With careful time management that doesn’t over-allot hours for sleeping, Chow says, newcomers to Berkeley can do well academically and still have time for fun, make new friends, and explore the diversity of the campus and the Bay Area. “Make this campus yours” is her mantra for new students. “Make this campus feel like home.”
Another tip from Chow: Be open to where life takes you. “Honestly, don’t worry so much about what major you are or what path you might take,” she said during a break at the Free Speech Movement Café. “Things will change. Your interests will change, and time will influence so many things.”
Parents who didn’t lay out the law
That’s the way it happened for Chow, who entered Berkeley in fall 2000, one of about 50 graduates of Mission San Jose High School in Fremont. Her mother, a homemaker, and her father, an immigration attorney, had urged her only sibling, an older brother, to study law. But they had no specific academic admonishments for her. Chow admits she had no particular goals for herself when she arrived on campus, enrolling instead in introductory classes in a range of subjects before deciding to blend science and humanities. She likes both because they teach different ways of thinking and approaching problems.
Her involvement with Berkeley Scientific Journal, an undergraduate publication, began with the submission of two articles: one about depression and biochemical explanations for it, and the other dealing with space-travel-induced physiological changes in humans. When Chow stepped up to become the journal’s features editor, she pushed her writers to explore the economic and political impacts of new developments in energy efficiency, not just the technical aspects.

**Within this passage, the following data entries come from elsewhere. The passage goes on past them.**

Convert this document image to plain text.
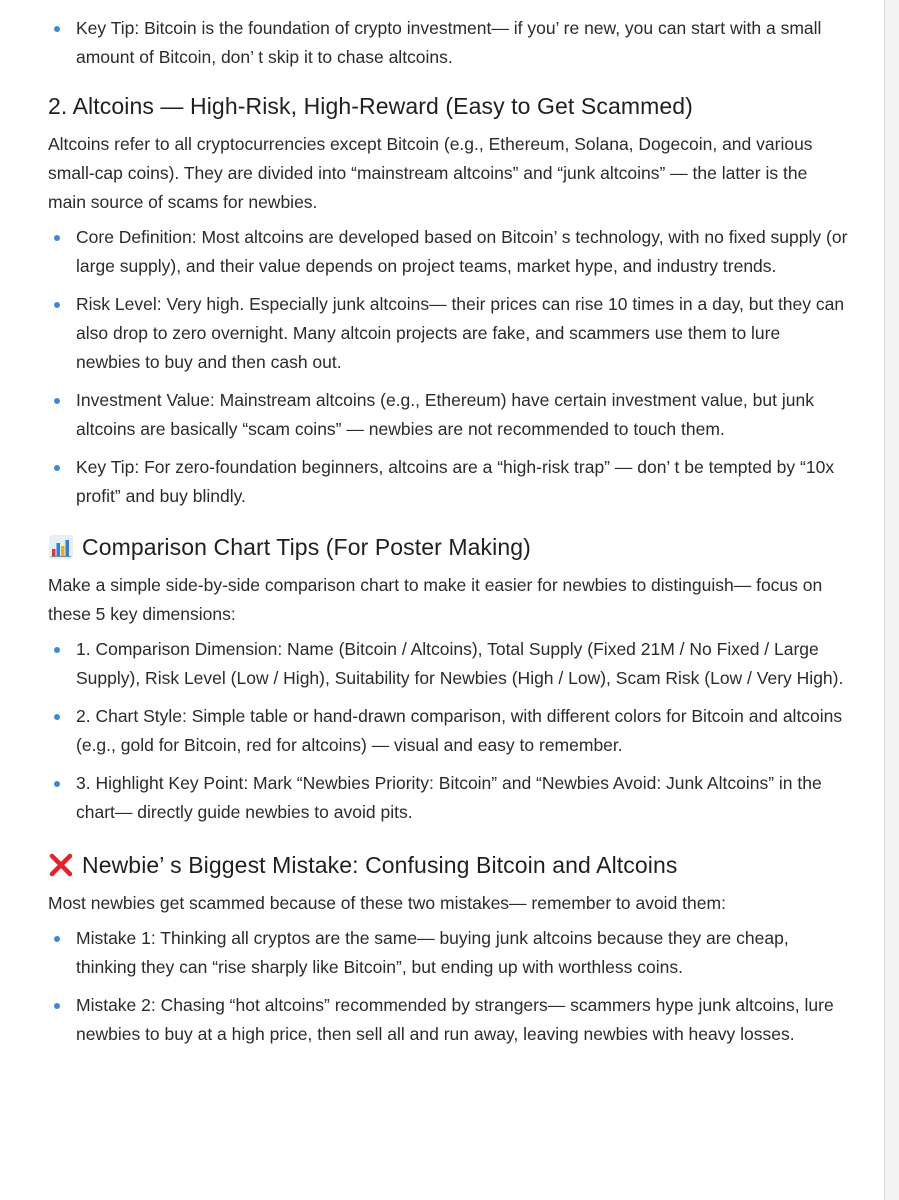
Key Tip: Bitcoin is the foundation of crypto investment— if you’ re new, you can start with a small amount of Bitcoin, don’ t skip it to chase altcoins.
2. Altcoins — High-Risk, High-Reward (Easy to Get Scammed)

Altcoins refer to all cryptocurrencies except Bitcoin (e.g., Ethereum, Solana, Dogecoin, and various small-cap coins). They are divided into “mainstream altcoins” and “junk altcoins” — the latter is the main source of scams for newbies.

Core Definition: Most altcoins are developed based on Bitcoin’ s technology, with no fixed supply (or large supply), and their value depends on project teams, market hype, and industry trends.
Risk Level: Very high. Especially junk altcoins— their prices can rise 10 times in a day, but they can also drop to zero overnight. Many altcoin projects are fake, and scammers use them to lure newbies to buy and then cash out.
Investment Value: Mainstream altcoins (e.g., Ethereum) have certain investment value, but junk altcoins are basically “scam coins” — newbies are not recommended to touch them.
Key Tip: For zero-foundation beginners, altcoins are a “high-risk trap” — don’ t be tempted by “10x profit” and buy blindly.
Comparison Chart Tips (For Poster Making)

Make a simple side-by-side comparison chart to make it easier for newbies to distinguish— focus on these 5 key dimensions:

1. Comparison Dimension: Name (Bitcoin / Altcoins), Total Supply (Fixed 21M / No Fixed / Large Supply), Risk Level (Low / High), Suitability for Newbies (High / Low), Scam Risk (Low / Very High).
2. Chart Style: Simple table or hand-drawn comparison, with different colors for Bitcoin and altcoins (e.g., gold for Bitcoin, red for altcoins) — visual and easy to remember.
3. Highlight Key Point: Mark “Newbies Priority: Bitcoin” and “Newbies Avoid: Junk Altcoins” in the chart— directly guide newbies to avoid pits.
Newbie’ s Biggest Mistake: Confusing Bitcoin and Altcoins

Most newbies get scammed because of these two mistakes— remember to avoid them:

Mistake 1: Thinking all cryptos are the same— buying junk altcoins because they are cheap, thinking they can “rise sharply like Bitcoin”, but ending up with worthless coins.
Mistake 2: Chasing “hot altcoins” recommended by strangers— scammers hype junk altcoins, lure newbies to buy at a high price, then sell all and run away, leaving newbies with heavy losses.
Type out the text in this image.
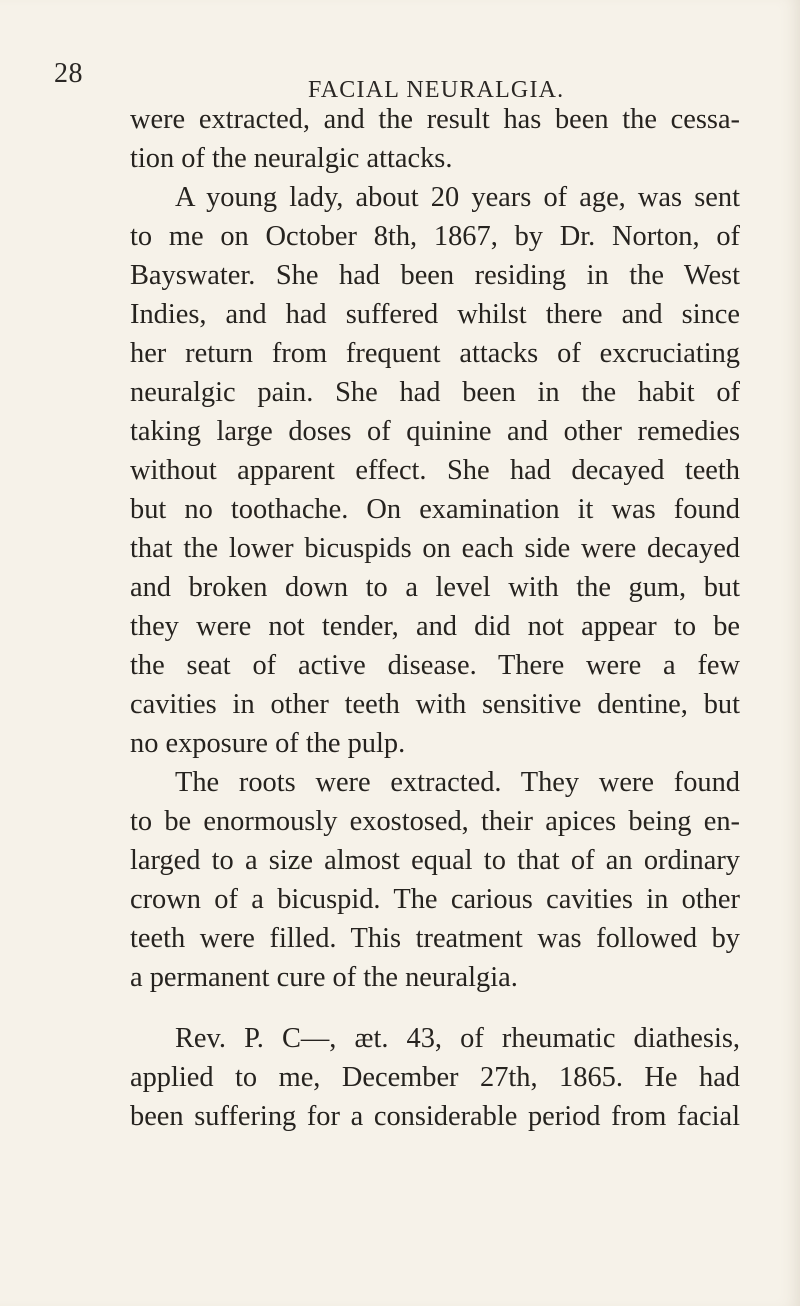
28
FACIAL NEURALGIA.
were extracted, and the result has been the cessa-
tion of the neuralgic attacks.
A young lady, about 20 years of age, was sent
to me on October 8th, 1867, by Dr. Norton, of
Bayswater. She had been residing in the West
Indies, and had suffered whilst there and since
her return from frequent attacks of excruciating
neuralgic pain. She had been in the habit of
taking large doses of quinine and other remedies
without apparent effect. She had decayed teeth
but no toothache. On examination it was found
that the lower bicuspids on each side were decayed
and broken down to a level with the gum, but
they were not tender, and did not appear to be
the seat of active disease. There were a few
cavities in other teeth with sensitive dentine, but
no exposure of the pulp.
The roots were extracted. They were found
to be enormously exostosed, their apices being en-
larged to a size almost equal to that of an ordinary
crown of a bicuspid. The carious cavities in other
teeth were filled. This treatment was followed by
a permanent cure of the neuralgia.
Rev. P. C—, æt. 43, of rheumatic diathesis,
applied to me, December 27th, 1865. He had
been suffering for a considerable period from facial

This year, while serving as BSJ’s editor-in-chief, she took part in initiating the Publications’ Association at Berkeley, a newly developing forum for undergraduate publications. The group meets to discuss issues such as distribution and printing, and has as a goal to bargain collectively for lower prices in order to keep journals afloat in a time of budget cuts.
Jack Kirsch, professor of molecular and cell biology and of chemistry, supervised Chow’s work in his MCB lab, where she frequently put in long hours of experimentation. In a letter recommending Chow for the University Medal, Kirsch called her “an unusually remarkable student, who has shown outstanding judgment and prowess both in the classroom and in her research.”
Ultimately, Chow wants to blend her interests in law and science to address issues with broad social implications, maybe focusing on bioethics.
Chow will speak at the 2004 Commencement Convocation on Thursday, May 13. In addition to the honor of being chosen University Medalist, she will receive a $2,500 scholarship.